All of this is normal and simply part of the language-learning process! Although, these challenges tend to make students give up!  To become fluent in Spanish, you need to remain motivated and disciplined!

Fortunately, you can overcome your lack of motivation! Setting clear goals, finding personal reasons to learn Spanish, celebrating small milestones, and incorporating enjoyable activities into the learning process can help reignite your motivation and make the learning experience more enjoyable!

And, if you need help with your Spanish homework, Foundation Learning has your back. Our top tutors are here to make conquering conjugations and mastering vocabulary a breeze. 

Tailored content and strategy tutoring ensure you're not just memorizing, but understanding. Plus, you'll pick up valuable time management skills to ace those tests and exams. Just take a look at how our tutors helped out Zhu:

​​“Foundation Learning’s homework help programs are truly unique – my child received the personalized attention she needed to understand difficult topics I wasn’t fully prepared to help them with in an ever-changing curriculum.”

You can get the same results. So, say adiós to homework stress and hola to success. 

FAQs: Is Spanish Hard to Learn?

In this guide, we’ve gone over the main question, “is Spanish hard to learn?” and related questions, such as “What makes Spanish difficult?” 

For any other questions about learning this language, read on to find your answers!

1. How Long Does It Take to Learn Spanish?

Although Rosetta Stone claims it takes 24-30 weeks to learn Spanish, the timeline depends entirely on the time you dedicate to studying and practicing, your learning style, and your immersion in the language. Languages come easier to some people than others, so you shouldn’t set a rigid timeline for yourself!

Plus, learning a language is an ongoing process! It requires life-long practice to maintain and continue to improve your proficiency. 

2. How Hard Is It Really to Learn Spanish?

Spanish is considered to be one of the easier languages to learn, but it still has its fair share of challenges!
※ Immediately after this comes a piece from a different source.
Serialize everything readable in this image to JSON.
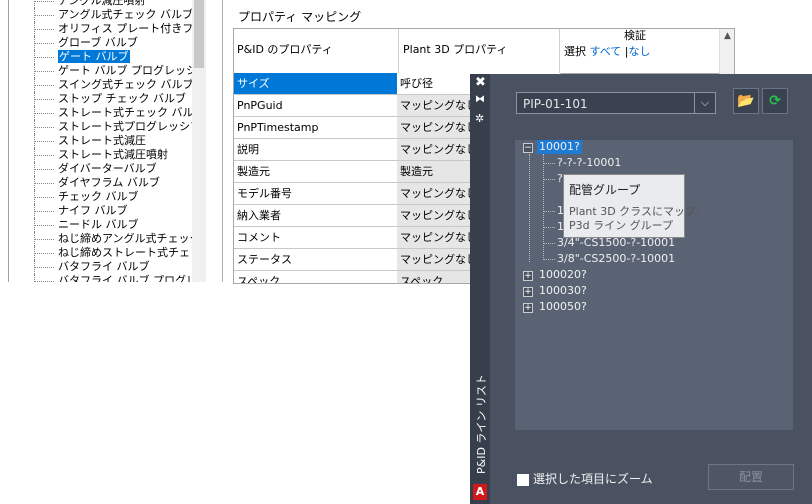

Among difficult and irregular verbs, tricky tenses, and “false friends,” mastering Spanish will take time, persistence, and consistent practice.

3. Is Spanish Easy to Learn for English Speakers?
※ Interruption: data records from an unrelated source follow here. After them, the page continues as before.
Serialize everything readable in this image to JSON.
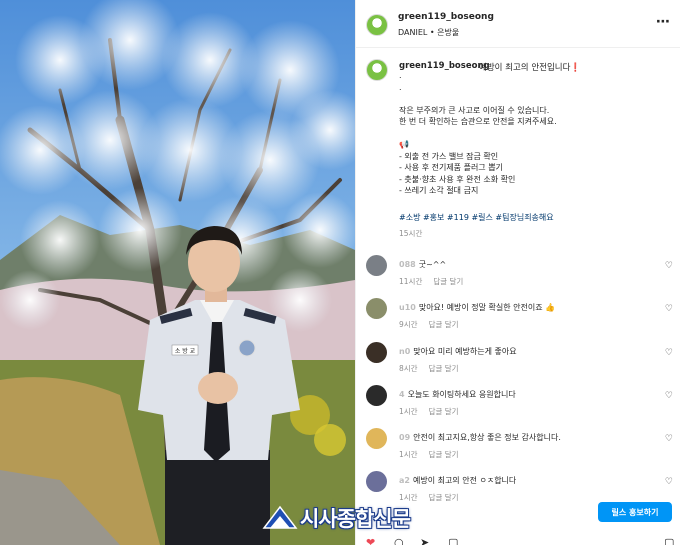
{
  "header": {
    "username": "green119_boseong",
    "subtitle": "DANIEL • 은방울",
    "more_icon": "⋯"
  },
  "caption": {
    "username": "green119_boseong",
    "title": "예방이 최고의 안전입니다❗",
    "lines": ".\n.\n\n작은 부주의가 큰 사고로 이어질 수 있습니다.\n한 번 더 확인하는 습관으로 안전을 지켜주세요.\n\n📢\n- 외출 전 가스 밸브 잠금 확인\n- 사용 후 전기제품 플러그 뽑기\n- 촛불·향초 사용 후 완전 소화 확인\n- 쓰레기 소각 절대 금지",
    "hashtags": "#소방 #홍보 #119 #릴스 #팀장님죄송해요",
    "time": "15시간"
  },
  "comments": [
    {
      "user": "088",
      "text": "굿~^^",
      "time": "11시간",
      "reply": "답글 달기"
    },
    {
      "user": "u10",
      "text": "맞아요! 예방이 정말 확실한 안전이죠 👍",
      "time": "9시간",
      "reply": "답글 달기"
    },
    {
      "user": "n0",
      "text": "맞아요 미리 예방하는게 좋아요",
      "time": "8시간",
      "reply": "답글 달기"
    },
    {
      "user": "4",
      "text": "오늘도 화이팅하세요 응원합니다",
      "time": "1시간",
      "reply": "답글 달기"
    },
    {
      "user": "09",
      "text": "안전이 최고지요,항상 좋은 정보 감사합니다.",
      "time": "1시간",
      "reply": "답글 달기"
    },
    {
      "user": "a2",
      "text": "예방이 최고의 안전 ㅇㅈ합니다",
      "time": "1시간",
      "reply": "답글 달기"
    }
  ],
  "reels_button": "릴스 홍보하기",
  "watermark": "시사종합신문",
  "photo": {
    "badge_text": "소 방 교"
  },
  "colors": {
    "link": "#00376b",
    "button": "#0095f6",
    "muted": "#8e8e8e"
  },
  "icons": {
    "heart": "♡",
    "heart_filled": "❤",
    "comment": "○",
    "share": "➤",
    "bookmark": "▢"
  }
}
Spanish is often regarded as one of the more accessible languages for English speakers to learn. Spanish and English share a significant number of cognates, which are words that have similar meanings and spellings in both languages.
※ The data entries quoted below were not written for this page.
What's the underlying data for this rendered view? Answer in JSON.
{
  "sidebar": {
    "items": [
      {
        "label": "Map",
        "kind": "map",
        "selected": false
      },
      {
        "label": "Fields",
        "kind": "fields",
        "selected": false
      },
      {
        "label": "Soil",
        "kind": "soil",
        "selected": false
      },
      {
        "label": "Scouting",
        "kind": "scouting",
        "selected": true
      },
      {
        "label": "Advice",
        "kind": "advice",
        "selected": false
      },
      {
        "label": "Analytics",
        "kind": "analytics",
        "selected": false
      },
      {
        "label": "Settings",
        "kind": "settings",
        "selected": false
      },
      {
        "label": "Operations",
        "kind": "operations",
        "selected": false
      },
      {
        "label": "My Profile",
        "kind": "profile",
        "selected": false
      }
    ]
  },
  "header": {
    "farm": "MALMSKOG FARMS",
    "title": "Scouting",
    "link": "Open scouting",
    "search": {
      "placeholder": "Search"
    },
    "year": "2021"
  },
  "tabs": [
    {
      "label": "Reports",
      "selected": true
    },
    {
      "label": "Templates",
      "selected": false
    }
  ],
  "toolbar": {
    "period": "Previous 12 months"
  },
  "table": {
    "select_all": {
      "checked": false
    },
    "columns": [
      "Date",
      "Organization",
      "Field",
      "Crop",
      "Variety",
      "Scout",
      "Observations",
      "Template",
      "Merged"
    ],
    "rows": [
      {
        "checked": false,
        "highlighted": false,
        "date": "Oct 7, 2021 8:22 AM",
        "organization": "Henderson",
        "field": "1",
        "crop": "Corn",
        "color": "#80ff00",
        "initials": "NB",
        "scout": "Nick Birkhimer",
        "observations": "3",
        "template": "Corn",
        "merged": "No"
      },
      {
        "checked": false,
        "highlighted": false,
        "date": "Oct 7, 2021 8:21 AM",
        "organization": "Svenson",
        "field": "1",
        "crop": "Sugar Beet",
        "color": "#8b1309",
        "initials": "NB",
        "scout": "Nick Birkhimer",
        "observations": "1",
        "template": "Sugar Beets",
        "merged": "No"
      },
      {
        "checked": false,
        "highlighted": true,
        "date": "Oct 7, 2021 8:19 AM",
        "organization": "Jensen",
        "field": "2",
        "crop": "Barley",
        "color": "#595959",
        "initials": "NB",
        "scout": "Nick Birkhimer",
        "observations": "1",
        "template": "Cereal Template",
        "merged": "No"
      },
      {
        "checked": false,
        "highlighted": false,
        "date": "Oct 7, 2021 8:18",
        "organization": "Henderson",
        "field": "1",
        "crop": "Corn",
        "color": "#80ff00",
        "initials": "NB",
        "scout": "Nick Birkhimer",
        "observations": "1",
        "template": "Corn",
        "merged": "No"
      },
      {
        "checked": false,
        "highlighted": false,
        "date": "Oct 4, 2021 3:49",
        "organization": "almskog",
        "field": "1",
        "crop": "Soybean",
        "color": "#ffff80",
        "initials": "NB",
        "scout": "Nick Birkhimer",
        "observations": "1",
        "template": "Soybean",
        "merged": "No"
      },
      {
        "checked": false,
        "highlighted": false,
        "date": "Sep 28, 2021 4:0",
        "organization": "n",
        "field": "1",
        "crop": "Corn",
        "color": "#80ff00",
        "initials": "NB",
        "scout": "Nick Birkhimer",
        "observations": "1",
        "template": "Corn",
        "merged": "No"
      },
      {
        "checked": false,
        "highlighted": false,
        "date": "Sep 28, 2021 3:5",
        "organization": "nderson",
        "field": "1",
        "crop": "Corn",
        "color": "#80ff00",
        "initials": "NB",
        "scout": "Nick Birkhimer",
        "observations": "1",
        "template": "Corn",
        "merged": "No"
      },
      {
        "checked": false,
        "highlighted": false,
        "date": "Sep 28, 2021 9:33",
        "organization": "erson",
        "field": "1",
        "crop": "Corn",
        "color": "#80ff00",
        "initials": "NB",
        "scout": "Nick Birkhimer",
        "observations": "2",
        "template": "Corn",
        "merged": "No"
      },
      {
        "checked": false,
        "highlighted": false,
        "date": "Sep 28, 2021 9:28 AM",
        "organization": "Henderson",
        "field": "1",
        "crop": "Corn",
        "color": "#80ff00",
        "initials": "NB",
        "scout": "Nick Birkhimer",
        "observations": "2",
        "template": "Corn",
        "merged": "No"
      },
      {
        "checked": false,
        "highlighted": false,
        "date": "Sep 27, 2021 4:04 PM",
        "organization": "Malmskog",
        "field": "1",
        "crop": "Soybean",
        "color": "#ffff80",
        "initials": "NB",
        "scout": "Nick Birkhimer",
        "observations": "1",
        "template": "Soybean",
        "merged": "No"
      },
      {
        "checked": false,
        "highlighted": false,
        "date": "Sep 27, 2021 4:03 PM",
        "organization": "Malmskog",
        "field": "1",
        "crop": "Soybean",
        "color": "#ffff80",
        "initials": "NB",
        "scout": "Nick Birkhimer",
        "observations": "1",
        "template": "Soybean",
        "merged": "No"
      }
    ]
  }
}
This linguistic similarity allows English speakers to recognize and understand many Spanish words from the start. Furthermore, the basic sentence structure in Spanish is similar to English, which provides a familiar framework for constructing sentences. 

While there are still grammatical differences and new vocabulary to learn, the overall structural resemblance is helpful for English speakers.

However, it's important to note that while Spanish may be relatively easier than other languages, fluency still requires time and effort!

4. Is French or Spanish Easier to Learn?

French and Spanish are Category I languages, meaning they generally take the same time to learn. As such, they are typically regarded as being equally difficult to learn. However, many speakers argue Spanish is easier to learn because of its similarity to English and more consistent pronunciation and grammar rules.

The good news is that if you know one of these languages, it will be much easier to learn the other since both are Romance languages!

5. Can I Learn Spanish on My Own?

Absolutely!  Many resources are available for self-study, such as textbooks, online courses, language apps, and language exchange platforms. However, joining a class or finding a language partner can provide additional support and opportunities for oral practice.

If you do choose to self-study, try to find platforms or online groups that allow you to converse with native speakers or other Spanish learners!

Final Thoughts

So, as a final answer to the question, “is Spanish hard to learn?” It will be the most difficult initially. You may stumble over some verb conjugations or struggle with pronunciation at first, but by keeping consistent and motivated, you’ll master Spanish in no time!